L'arbitrage financier se joue ensuite sur le barème : pour « rénovation d'ampleur maison à Plénise », un ménage très modeste mobilise jusqu'à 32 000 €, un ménage modeste 24 000 €, un ménage intermédiaire 18 000 € et un ménage aux revenus supérieurs 4 000 € sur l'assiette de 40 000 € HT. À deux classes gagnées, l'assiette redescend à 30 000 € HT et les montants suivent dans la même proportion.
Le cas de référence retenu ici porte sur 110 m², en zone H1c : après un bouquet complet, la consommation recule d'environ 15 100 kWh par an, soit près de 1 620 € au tarif de référence. Côté financement, l'assiette est plafonnée à 40 000 € HT dès trois classes gagnées, l'aide ANAH s'échelonne de 4 000 € à 32 000 € selon le revenu fiscal de référence, et l'accompagnement obligatoire est pris en charge jusqu'à 2 000 €.
Le parc local commande la faisabilité : sur 29 résidences principales, on estime 29 maisons individuelles (100 %) à Plénise. L'échafaudage et l'occupation du logement pendant le chantier y devient l'arbitrage dominant, bien avant le choix de matériau, pour le traitement complet de l'enveloppe d'une maison.
Le dimensionnement suit l'occupation réelle : 2.21 personne(s) par logement en moyenne à Plénise, ce qui fixe la base de calcul à 110 m². Le traitement complet de l'enveloppe d'une maison se calibre sur cette occupation, pas sur la surface cadastrale ni sur la facture de l'année passée.
Sur la durée de vie de l'ouvrage, le traitement complet de l'enveloppe d'une maison à Plénise suppose un métré contradictoire des quatre parois déperditives maintenu dans le temps. Rapporté à vingt ans d'usage, le poste chiffré à 71 500 € revient à 3 575 € par an avant aides, montant à mettre en regard de l'économie de facture et non du seul prix d'achat.

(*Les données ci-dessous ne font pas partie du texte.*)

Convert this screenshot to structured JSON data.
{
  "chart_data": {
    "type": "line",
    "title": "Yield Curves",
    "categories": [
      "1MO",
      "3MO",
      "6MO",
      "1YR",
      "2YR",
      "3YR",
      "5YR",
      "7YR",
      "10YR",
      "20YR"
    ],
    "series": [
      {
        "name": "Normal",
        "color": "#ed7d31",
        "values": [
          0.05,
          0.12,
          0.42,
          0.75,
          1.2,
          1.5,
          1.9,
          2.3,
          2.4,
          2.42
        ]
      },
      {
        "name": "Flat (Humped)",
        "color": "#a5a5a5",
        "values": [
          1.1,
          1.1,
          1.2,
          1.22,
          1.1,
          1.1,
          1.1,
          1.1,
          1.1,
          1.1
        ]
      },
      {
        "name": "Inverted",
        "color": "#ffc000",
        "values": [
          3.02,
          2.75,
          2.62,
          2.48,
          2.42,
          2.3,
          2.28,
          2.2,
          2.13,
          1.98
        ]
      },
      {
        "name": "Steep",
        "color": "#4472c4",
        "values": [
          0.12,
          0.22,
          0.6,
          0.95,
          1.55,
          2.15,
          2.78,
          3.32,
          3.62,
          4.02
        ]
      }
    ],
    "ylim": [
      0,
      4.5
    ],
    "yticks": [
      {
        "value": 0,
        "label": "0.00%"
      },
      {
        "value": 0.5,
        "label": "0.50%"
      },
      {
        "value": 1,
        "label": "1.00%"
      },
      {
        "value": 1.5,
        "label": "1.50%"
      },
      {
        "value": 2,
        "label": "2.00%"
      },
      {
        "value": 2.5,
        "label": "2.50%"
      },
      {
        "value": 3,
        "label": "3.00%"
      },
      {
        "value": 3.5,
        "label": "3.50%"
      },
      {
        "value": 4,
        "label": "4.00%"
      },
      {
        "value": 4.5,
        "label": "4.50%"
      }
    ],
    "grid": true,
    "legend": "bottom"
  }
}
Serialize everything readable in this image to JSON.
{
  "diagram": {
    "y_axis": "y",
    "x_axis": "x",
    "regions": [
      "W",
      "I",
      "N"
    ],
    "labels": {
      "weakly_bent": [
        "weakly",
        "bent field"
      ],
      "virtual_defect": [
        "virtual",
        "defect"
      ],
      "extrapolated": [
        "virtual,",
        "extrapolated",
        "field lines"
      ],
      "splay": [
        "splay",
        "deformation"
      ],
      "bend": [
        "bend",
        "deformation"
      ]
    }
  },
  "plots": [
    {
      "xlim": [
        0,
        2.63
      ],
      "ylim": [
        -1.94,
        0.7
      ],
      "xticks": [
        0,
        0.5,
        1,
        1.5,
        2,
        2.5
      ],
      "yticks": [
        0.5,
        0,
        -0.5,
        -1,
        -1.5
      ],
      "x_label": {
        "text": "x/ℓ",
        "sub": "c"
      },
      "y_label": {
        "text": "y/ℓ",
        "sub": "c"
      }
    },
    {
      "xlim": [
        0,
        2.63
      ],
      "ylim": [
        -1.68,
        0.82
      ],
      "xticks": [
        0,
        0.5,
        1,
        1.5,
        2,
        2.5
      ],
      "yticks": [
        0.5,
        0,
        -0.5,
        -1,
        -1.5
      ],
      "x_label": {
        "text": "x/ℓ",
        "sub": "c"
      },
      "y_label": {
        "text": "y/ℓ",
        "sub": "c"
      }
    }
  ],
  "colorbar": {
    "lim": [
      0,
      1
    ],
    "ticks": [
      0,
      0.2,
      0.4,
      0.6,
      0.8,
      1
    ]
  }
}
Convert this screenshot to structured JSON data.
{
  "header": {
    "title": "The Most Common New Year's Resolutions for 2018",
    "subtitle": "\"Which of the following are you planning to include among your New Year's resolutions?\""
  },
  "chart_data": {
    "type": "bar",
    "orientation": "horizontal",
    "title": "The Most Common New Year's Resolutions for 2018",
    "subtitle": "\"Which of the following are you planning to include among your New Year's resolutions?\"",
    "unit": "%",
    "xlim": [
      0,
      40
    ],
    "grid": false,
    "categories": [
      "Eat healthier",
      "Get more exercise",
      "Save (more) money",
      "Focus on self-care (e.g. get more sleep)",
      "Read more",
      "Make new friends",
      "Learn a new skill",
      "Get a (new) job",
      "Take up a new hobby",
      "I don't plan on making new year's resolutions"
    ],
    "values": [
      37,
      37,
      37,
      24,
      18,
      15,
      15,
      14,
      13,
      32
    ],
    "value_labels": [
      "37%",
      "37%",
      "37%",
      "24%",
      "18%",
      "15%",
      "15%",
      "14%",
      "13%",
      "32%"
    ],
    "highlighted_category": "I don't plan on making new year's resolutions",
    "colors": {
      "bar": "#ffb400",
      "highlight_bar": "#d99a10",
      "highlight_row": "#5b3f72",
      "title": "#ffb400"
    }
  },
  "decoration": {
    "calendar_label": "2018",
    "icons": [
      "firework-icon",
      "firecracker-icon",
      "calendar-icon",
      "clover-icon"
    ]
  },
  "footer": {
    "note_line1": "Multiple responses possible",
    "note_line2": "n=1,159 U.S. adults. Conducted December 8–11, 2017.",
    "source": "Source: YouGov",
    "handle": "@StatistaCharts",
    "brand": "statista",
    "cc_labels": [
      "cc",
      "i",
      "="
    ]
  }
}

Le palier de classes se calcule avant de signer : à Plénise, l'assiette double presque entre le scénario à deux classes (30 000 € HT) et celui à trois (40 000 € HT). Sur un poste de 71 500 € comme le bouquet maison, cet écart justifie souvent d'ajouter un lot plutôt que de s'arrêter au minimum.
Le climat entre dans le calcul réglementaire : la zone H1c applicable à Plénise correspond à une base de 250 kWh/m²/an. Plus cette base est élevée, plus le traitement complet de l'enveloppe d'une maison rentabilise vite son surcoût, à performance identique.
Sur la facture, ce poste vaut 1 327 € à 1 917 € par an à Plénise : le traitement complet de l'enveloppe d'une maison couvre 45 à 65 % des consommations, soit 17 845 kWh au mieux sur la base conventionnelle de la zone H1c.
Contexte urbain à Plénise : 29 résidences principales pour 64 habitants. Sur le traitement complet de l'enveloppe d'une maison, cela se traduit par des contraintes d'accès, d'occupation temporaire du domaine public et de livraison qui pèsent réellement sur le prix final.